In the Bronx, six firefighters were battling a three-alarm fire in a four-story apartment building that was dated to the 1920s. While searching the fourth floor, the floor above the fire, for occupants who were believed to be trapped, the fire and heat rapidly intensified. The trapped firefighters were forced to jump from the fourth floor window to the ground below. All sustained critical, life-threatening injuries. FDNY Lieutenant Curtis Meyran of Battalion 26 and Lieutenant John Bellew of Ladder 27 died that day from their injuries. Lieutenant Joseph DiBernardo of Rescue 3, an FDIC instructor, underwent multiple surgical procedures before his death on November 22, 2011. Among the NIOSH report recommendations were training on operating on the floor above the fire and that departments provide their firefighters with equipment such as escape ropes and bailout training.
Per NIOSH, the apartments involved in the incident had been renovated into single-room occupancies (SROs). The original apartments were partitioned into five separate bedrooms with a communal kitchen and bathroom. Each SRO had a single entrance and at the time of the incident each bedroom door was padlocked by the occupants for security. A new partition wall constructed with wood framing and covered with sheet rock limited access to the rear fire escape. The SRO renovation was considered a violation of local building codes as the structure did not have automatic fire sprinklers and no permits were issued for this construction.
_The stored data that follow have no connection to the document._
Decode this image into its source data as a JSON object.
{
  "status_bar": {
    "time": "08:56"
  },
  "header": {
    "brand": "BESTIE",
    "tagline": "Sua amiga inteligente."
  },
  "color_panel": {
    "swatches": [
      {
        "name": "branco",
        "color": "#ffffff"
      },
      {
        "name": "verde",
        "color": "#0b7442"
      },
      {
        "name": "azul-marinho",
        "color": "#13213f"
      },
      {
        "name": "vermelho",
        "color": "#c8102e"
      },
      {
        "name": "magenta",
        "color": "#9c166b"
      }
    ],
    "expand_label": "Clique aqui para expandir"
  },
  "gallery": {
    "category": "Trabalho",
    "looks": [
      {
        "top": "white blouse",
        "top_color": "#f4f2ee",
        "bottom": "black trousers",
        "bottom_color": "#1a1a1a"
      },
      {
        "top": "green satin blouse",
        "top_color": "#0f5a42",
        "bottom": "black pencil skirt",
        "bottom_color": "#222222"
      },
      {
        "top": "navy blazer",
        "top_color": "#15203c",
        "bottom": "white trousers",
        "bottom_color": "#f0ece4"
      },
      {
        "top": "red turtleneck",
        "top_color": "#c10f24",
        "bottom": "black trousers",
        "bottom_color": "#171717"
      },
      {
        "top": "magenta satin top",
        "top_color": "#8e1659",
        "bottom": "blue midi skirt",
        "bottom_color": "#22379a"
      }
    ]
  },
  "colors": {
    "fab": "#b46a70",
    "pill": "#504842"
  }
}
At 1337 hours in Brooklyn, Firefighter Richard T. Sclafani, 37, died while responding to a basement fire in a two-story private dwelling. Firefighter Sclafani and members of Ladder 103 were among the first firefighters on scene; Firefighter Sclafani was a part of the company’s inside team, assigned to perform a search of the basement using the interior stairs. Members immediately began searching both for the location of the fire and any trapped occupants. During the search, fire conditions changed rapidly and Firefighter Sclafani became separated from his company. He was found minutes later unconscious and in respiratory arrest on the cellar staircase. Per NIOSH, firefighters spent the next 20 minutes working to remove him from the fire building. Firefighter Sclafani suffered third- degree burns to 63 percent of his body, and his blood carbon-monoxide level was 24 percent. His cause of death was listed as smoke inhalation and burns, and he subsequently succumbed to his injuries. Per the U.S. Fire Administration, this fire was caused when combustibles were placed in close proximity to an electric heater. Fire instructor Chris Naum writes that this marked the first day since 1918 that men had died in two separate incidents in New York City.